This Easy Greek Chicken Gyros recipe offers a quick and flavorful way to enjoy authentic Mediterranean street food at home. Tender chicken tenderloins marinated in a vibrant blend of Greek yogurt, lemon juice, garlic, and spices are pan-cooked to juicy perfection. Served in warm pita bread and topped with refreshing tzatziki sauce, fresh vegetables, and Kalamata olives, these gyros are perfect for a satisfying lunch or dinner.


Ingredients

Chicken Gyro Marinade

  • 1 cup plain Greek yogurt (whole milk preferred)
  • 1 lemon, juiced
  • 2 tablespoons extra virgin olive oil
  • 2 tablespoons red wine vinegar
  • 3 garlic cloves, minced
  • 1 tablespoon oregano
  • 1 teaspoon sweet paprika
  • 1 teaspoon ground cumin
  • 1 teaspoon ground coriander
  • 1 pinch cayenne pepper (optional)
  • Kosher salt, to taste
  • Black pepper, to taste
  • 1 1/2 pounds chicken tenderloin (often labeled “tenders”)

Assembly

  • Pita bread
  • Tzatziki sauce
  • 1 large tomato, sliced
  • 1 cucumber, sliced
  • 1 green bell pepper, cored and sliced
  • 1 small red onion, halved and sliced
  • Pitted Kalamata olives

Instructions

  1. Marinate the chicken: In a large mixing bowl, combine Greek yogurt, lemon juice, olive oil, red wine vinegar, minced garlic, oregano, sweet paprika, ground cumin, ground coriander, cayenne pepper (if using), salt, and black pepper.

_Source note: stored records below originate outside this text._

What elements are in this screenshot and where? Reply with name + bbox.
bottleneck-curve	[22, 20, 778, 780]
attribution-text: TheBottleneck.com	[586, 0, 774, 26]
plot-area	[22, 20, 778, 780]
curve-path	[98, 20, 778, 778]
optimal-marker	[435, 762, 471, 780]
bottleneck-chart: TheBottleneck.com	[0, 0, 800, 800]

Mix thoroughly until well combined. Add the chicken tenderloins and toss to coat each piece evenly with the marinade. Cover the bowl and refrigerate for at least 30 minutes, or ideally overnight for maximum flavor infusion.
  2. Cook the chicken: Heat about 1 tablespoon of olive oil in a non-stick skillet over medium-high heat until shimmering but not smoking. Remove excess marinade from chicken pieces by shaking them off gently. Place the chicken in the skillet without overcrowding, and cook undisturbed on one side until well browned, about 5 minutes. Flip the chicken with tongs and continue cooking until the chicken is cooked through and juices run clear, about 5 more minutes.
  3. Warm the pita bread: Place pita bread over a medium flame on a gas burner or heat in a dry skillet over medium heat until warm and pliable, about 1-2 minutes per side. Handle carefully to avoid burning.
  4. Assemble the gyros: Lay the warmed pita on a plate and spread a generous layer of tzatziki sauce over it. Add 2 to 3 cooked chicken tenderloins per pita. Top with sliced tomato, cucumber, green bell pepper, red onion, and Kalamata olives according to your preference. Wrap the pita around the fillings and serve immediately.

Notes

  • For best flavor, marinate the chicken overnight, but if short on time, 30 minutes will also work.
  • Use whole milk Greek yogurt for a creamier marinade; low-fat versions can be used but may yield less tender chicken.
  • You can substitute chicken breast cut into strips if tenderloins are unavailable.
  • To make it spicier, increase the amount of cayenne pepper or add a dash of hot sauce.
  • Tzatziki sauce can be homemade or store-bought for convenience.
  • Store leftover cooked chicken separately from pita and vegetables to prevent sogginess.